StatCounter Targeted in Cyberattack to Facilitate Bitcoin Theft from Cryptocurrency Exchange

On November 6, the information technology company ESET disclosed that on November 3, “attackers successfully breached StatCounter, a leading web analytics platform.”  ESET stated that many webmasters use StatCounter to gather statistics on their visitors: for example, StatCounter itself reported that it has more than 2 million member sites and computes statistics on more than 10 billion page views per month.

The main purpose of the StatCounter breach appears to have been to enable the attackers to divert Bitcoins from a highly popular cryptocurrency exchange, Gate.io.  In order to gather statistics on their sites’ visitors, according to ESET, webmasters “usually add an external JavaScript tag incorporating a piece of code from StatCounter  – http://www.statcounter[.]com/counter/counter.js – into each webpage.”  The attackers’ breach of StatCounter enabled them to inject JavaScript code into all websites that use StatCounter.  That code included a script, which targets a specific Uniform Resource Identifier (URI) that, at the time of the breach, appears to have been uniquely associated only with Gate.io, and was apparently designed specifically to steal bitcoins by diverting bitcoin transfers from Gate.io to a wallet that the attackers control.  As the script generates a new bitcoin address each time a visitor loads the malicious script, ESET stated, “it is hard to see how many bitcoins have been transferred to the attackers.”
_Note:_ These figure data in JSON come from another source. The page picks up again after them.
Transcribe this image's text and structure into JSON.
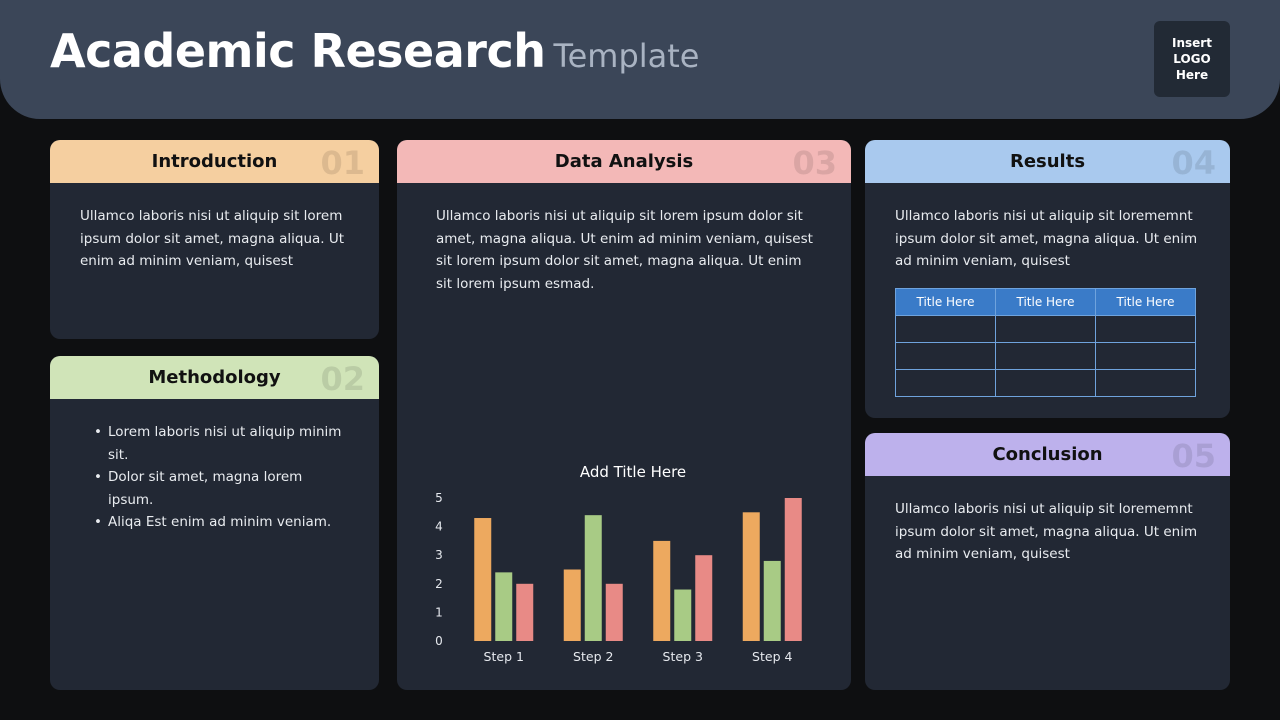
{
  "header": {
    "title_main": "Academic Research",
    "title_sub": "Template",
    "logo_text": "Insert\nLOGO\nHere"
  },
  "cards": {
    "introduction": {
      "title": "Introduction",
      "number": "01",
      "text": "Ullamco laboris nisi ut aliquip  sit  lorem ipsum dolor sit amet, magna aliqua. Ut enim ad minim veniam, quisest"
    },
    "methodology": {
      "title": "Methodology",
      "number": "02",
      "bullets": [
        "Lorem laboris nisi ut aliquip minim sit.",
        "Dolor sit amet, magna lorem ipsum.",
        "Aliqa Est enim ad minim veniam."
      ]
    },
    "data_analysis": {
      "title": "Data Analysis",
      "number": "03",
      "text": "Ullamco laboris nisi ut aliquip  sit  lorem ipsum dolor sit amet, magna aliqua. Ut enim ad minim veniam, quisest sit  lorem ipsum dolor sit amet, magna aliqua. Ut enim sit  lorem ipsum esmad."
    },
    "results": {
      "title": "Results",
      "number": "04",
      "text": "Ullamco laboris nisi ut aliquip  sit  lorememnt ipsum dolor sit amet, magna aliqua. Ut enim ad minim veniam, quisest",
      "table": {
        "headers": [
          "Title Here",
          "Title Here",
          "Title Here"
        ],
        "rows": [
          [
            "",
            "",
            ""
          ],
          [
            "",
            "",
            ""
          ],
          [
            "",
            "",
            ""
          ]
        ]
      }
    },
    "conclusion": {
      "title": "Conclusion",
      "number": "05",
      "text": "Ullamco laboris nisi ut aliquip  sit  lorememnt ipsum dolor sit amet, magna aliqua. Ut enim ad minim veniam, quisest"
    }
  },
  "colors": {
    "header_bg": "#3b4658",
    "introduction": "#f5cfa0",
    "methodology": "#d0e4b8",
    "data_analysis": "#f3b8b7",
    "results": "#a9c9ee",
    "conclusion": "#bdb1ec"
  },
  "chart_data": {
    "type": "bar",
    "title": "Add Title Here",
    "categories": [
      "Step 1",
      "Step 2",
      "Step 3",
      "Step 4"
    ],
    "series": [
      {
        "values": [
          4.3,
          2.5,
          3.5,
          4.5
        ],
        "color": "#eda95f"
      },
      {
        "values": [
          2.4,
          4.4,
          1.8,
          2.8
        ],
        "color": "#a8cb85"
      },
      {
        "values": [
          2.0,
          2.0,
          3.0,
          5.0
        ],
        "color": "#e88a86"
      }
    ],
    "yticks": [
      0,
      1,
      2,
      3,
      4,
      5
    ],
    "ylim": [
      0,
      5
    ],
    "grid": false,
    "legend": "none"
  }
}
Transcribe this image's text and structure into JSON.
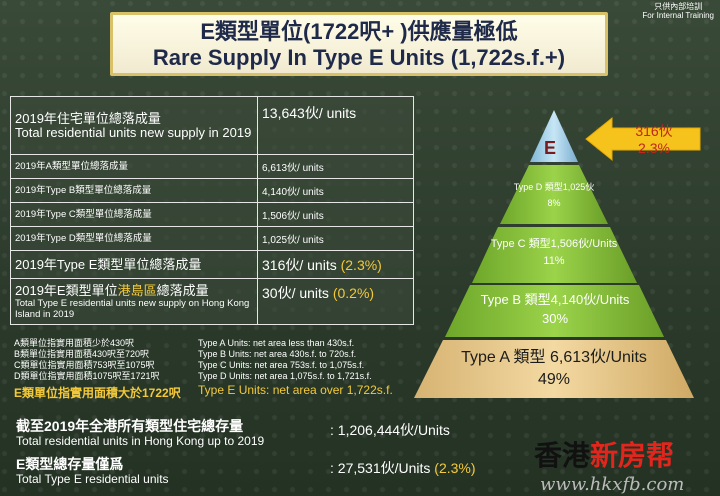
{
  "note": {
    "line1": "只供內部培訓",
    "line2": "For Internal Training"
  },
  "title": {
    "zh": "E類型單位(1722呎+ )供應量極低",
    "en": "Rare Supply In Type E Units (1,722s.f.+)"
  },
  "table": {
    "r1": {
      "zh": "2019年住宅單位總落成量",
      "en": "Total residential units new supply in 2019",
      "value": "13,643伙/ units"
    },
    "r2": {
      "label": "2019年A類型單位總落成量",
      "value": "6,613伙/ units"
    },
    "r3": {
      "label": "2019年Type B類型單位總落成量",
      "value": "4,140伙/ units"
    },
    "r4": {
      "label": "2019年Type C類型單位總落成量",
      "value": "1,506伙/ units"
    },
    "r5": {
      "label": "2019年Type D類型單位總落成量",
      "value": "1,025伙/ units"
    },
    "r6": {
      "label": "2019年Type E類型單位總落成量",
      "value": "316伙/ units",
      "pct": "(2.3%)"
    },
    "r7": {
      "zh_a": "2019年E類型單位",
      "zh_b": "港島區",
      "zh_c": "總落成量",
      "en": "Total Type E residential units new supply on Hong Kong Island in 2019",
      "value": "30伙/ units",
      "pct": "(0.2%)"
    }
  },
  "defs_left": [
    "A類單位指實用面積少於430呎",
    "B類單位指實用面積430呎至720呎",
    "C類單位指實用面積753呎至1075呎",
    "D類單位指實用面積1075呎至1721呎"
  ],
  "defs_left_e": "E類單位指實用面積大於1722呎",
  "defs_right": [
    "Type A Units: net area less than 430s.f.",
    "Type B Units: net area 430s.f. to 720s.f.",
    "Type C Units: net area 753s.f. to 1,075s.f.",
    "Type D Units: net area 1,075s.f. to 1,721s.f."
  ],
  "defs_right_e": "Type E Units: net area over 1,722s.f.",
  "bottom": {
    "l1_zh": "截至2019年全港所有類型住宅總存量",
    "l1_en": "Total residential units in Hong Kong up to 2019",
    "l1_val": ": 1,206,444伙/Units",
    "l2_zh": "E類型總存量僅爲",
    "l2_en": "Total Type E residential units",
    "l2_val": ": 27,531伙/Units",
    "l2_pct": "(2.3%)"
  },
  "pyramid": {
    "e": "E",
    "d_label": "Type D 類型1,025伙",
    "d_pct": "8%",
    "c_label": "Type C 類型1,506伙/Units",
    "c_pct": "11%",
    "b_label": "Type B 類型4,140伙/Units",
    "b_pct": "30%",
    "a_label": "Type A 類型 6,613伙/Units",
    "a_pct": "49%",
    "callout_units": "316伙",
    "callout_pct": "2.3%"
  },
  "logo": {
    "black": "香港",
    "red": "新房帮"
  },
  "watermark": "www.hkxfb.com",
  "colors": {
    "gold": "#f3c93a",
    "navy": "#1f2a4a",
    "green_layer": "#8dc43a",
    "tan_layer": "#e9c98c"
  }
}
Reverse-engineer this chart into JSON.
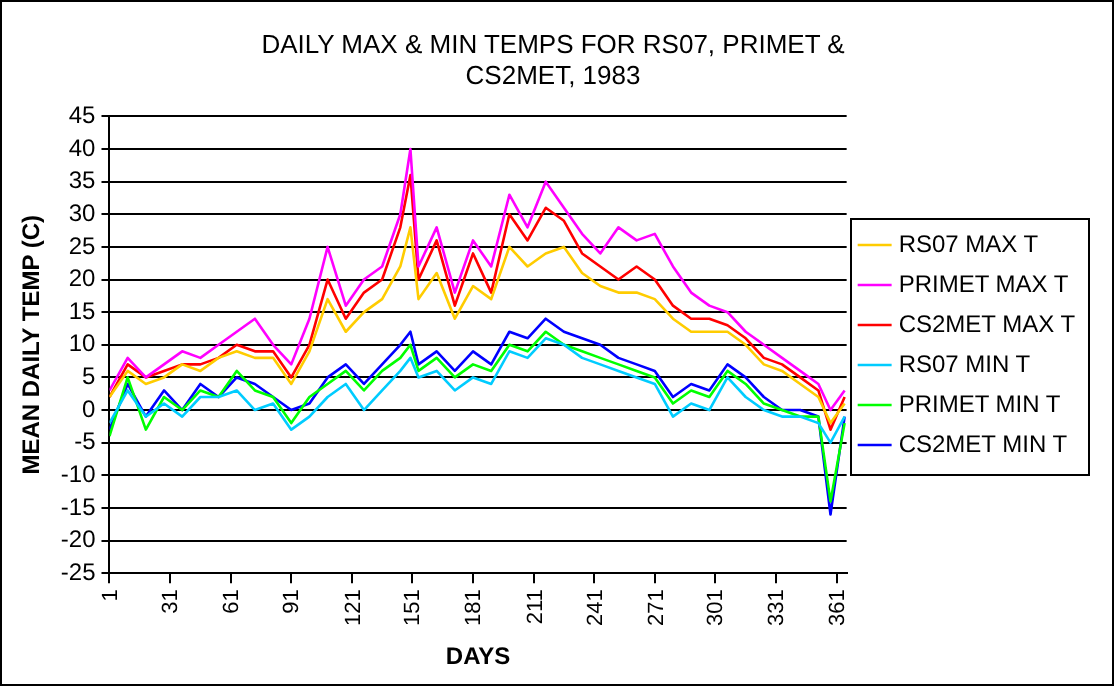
{
  "chart_data": {
    "type": "line",
    "title": "DAILY MAX & MIN TEMPS FOR RS07, PRIMET &\nCS2MET, 1983",
    "xlabel": "DAYS",
    "ylabel": "MEAN DAILY TEMP (C)",
    "x": [
      1,
      10,
      19,
      28,
      37,
      46,
      55,
      64,
      73,
      82,
      91,
      100,
      109,
      118,
      127,
      136,
      145,
      150,
      154,
      163,
      172,
      181,
      190,
      199,
      208,
      217,
      226,
      235,
      244,
      253,
      262,
      271,
      280,
      289,
      298,
      307,
      316,
      325,
      334,
      343,
      352,
      358,
      365
    ],
    "xlim": [
      1,
      366
    ],
    "xticks": [
      1,
      31,
      61,
      91,
      121,
      151,
      181,
      211,
      241,
      271,
      301,
      331,
      361
    ],
    "ylim": [
      -25,
      45
    ],
    "yticks": [
      -25,
      -20,
      -15,
      -10,
      -5,
      0,
      5,
      10,
      15,
      20,
      25,
      30,
      35,
      40,
      45
    ],
    "grid": "y",
    "legend": "right",
    "marker": "none",
    "line_style": "solid",
    "series": [
      {
        "name": "RS07 MAX T",
        "color": "#ffcc00",
        "values": [
          2,
          6,
          4,
          5,
          7,
          6,
          8,
          9,
          8,
          8,
          4,
          9,
          17,
          12,
          15,
          17,
          22,
          28,
          17,
          21,
          14,
          19,
          17,
          25,
          22,
          24,
          25,
          21,
          19,
          18,
          18,
          17,
          14,
          12,
          12,
          12,
          10,
          7,
          6,
          4,
          2,
          -2,
          1
        ]
      },
      {
        "name": "PRIMET MAX T",
        "color": "#ff00ff",
        "values": [
          3,
          8,
          5,
          7,
          9,
          8,
          10,
          12,
          14,
          10,
          7,
          14,
          25,
          16,
          20,
          22,
          30,
          40,
          22,
          28,
          18,
          26,
          22,
          33,
          28,
          35,
          31,
          27,
          24,
          28,
          26,
          27,
          22,
          18,
          16,
          15,
          12,
          10,
          8,
          6,
          4,
          0,
          3
        ]
      },
      {
        "name": "CS2MET MAX T",
        "color": "#ff0000",
        "values": [
          2,
          7,
          5,
          6,
          7,
          7,
          8,
          10,
          9,
          9,
          5,
          10,
          20,
          14,
          18,
          20,
          28,
          36,
          20,
          26,
          16,
          24,
          18,
          30,
          26,
          31,
          29,
          24,
          22,
          20,
          22,
          20,
          16,
          14,
          14,
          13,
          11,
          8,
          7,
          5,
          3,
          -3,
          2
        ]
      },
      {
        "name": "RS07 MIN T",
        "color": "#00ccff",
        "values": [
          -2,
          3,
          -1,
          1,
          -1,
          2,
          2,
          3,
          0,
          1,
          -3,
          -1,
          2,
          4,
          0,
          3,
          6,
          8,
          5,
          6,
          3,
          5,
          4,
          9,
          8,
          11,
          10,
          8,
          7,
          6,
          5,
          4,
          -1,
          1,
          0,
          5,
          2,
          0,
          -1,
          -1,
          -2,
          -5,
          -1
        ]
      },
      {
        "name": "PRIMET MIN T",
        "color": "#00ff00",
        "values": [
          -4,
          5,
          -3,
          2,
          0,
          3,
          2,
          6,
          3,
          2,
          -2,
          2,
          4,
          6,
          3,
          6,
          8,
          10,
          6,
          8,
          5,
          7,
          6,
          10,
          9,
          12,
          10,
          9,
          8,
          7,
          6,
          5,
          1,
          3,
          2,
          6,
          4,
          1,
          0,
          -1,
          -1,
          -14,
          -2
        ]
      },
      {
        "name": "CS2MET MIN T",
        "color": "#0000ff",
        "values": [
          -3,
          4,
          -1,
          3,
          0,
          4,
          2,
          5,
          4,
          2,
          0,
          1,
          5,
          7,
          4,
          7,
          10,
          12,
          7,
          9,
          6,
          9,
          7,
          12,
          11,
          14,
          12,
          11,
          10,
          8,
          7,
          6,
          2,
          4,
          3,
          7,
          5,
          2,
          0,
          0,
          -1,
          -16,
          -1
        ]
      }
    ]
  }
}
Because several million dollars, including $1.6 million in just bitcoin transactions, transit Gate.io every day, ESET suggested that “it could be very profitable for attackers to steal cryptocurrency at a large scale on this platform.”  ESET indicated that it did not know how many bitcoins may have been stolen during this attack, but added, “it shows how far attackers go to target one specific website, in particular a cryptocurrency exchange.”

In a November 7 postscript, ESET reported that on November 6, StatCounter had removed the malicious script and Gate.io had “stopped using StatCounter analytics services to prevent further infections,” meaning that both sites could be safely browsed.

Note:  This account (which The Register first reported) provides yet another indication that cryptocurrency exchanges can be as attractive to cyberattackers as websites for financial institutions and other businesses, and therefore need to take their own cybersecurity as seriously as they do their day-to-day business activities.  As ESET correctly noted, “even if your website is updated and well protected, it is still vulnerable to the weakest link, which in this case was an external resource. This is another reminder that external JavaScript code is under the control of a third party and can be modified at any time without notice.”  Information security teams interested in the details of the malicious code should consult the November 6 post on ESET’s blog, welivesecurityTM.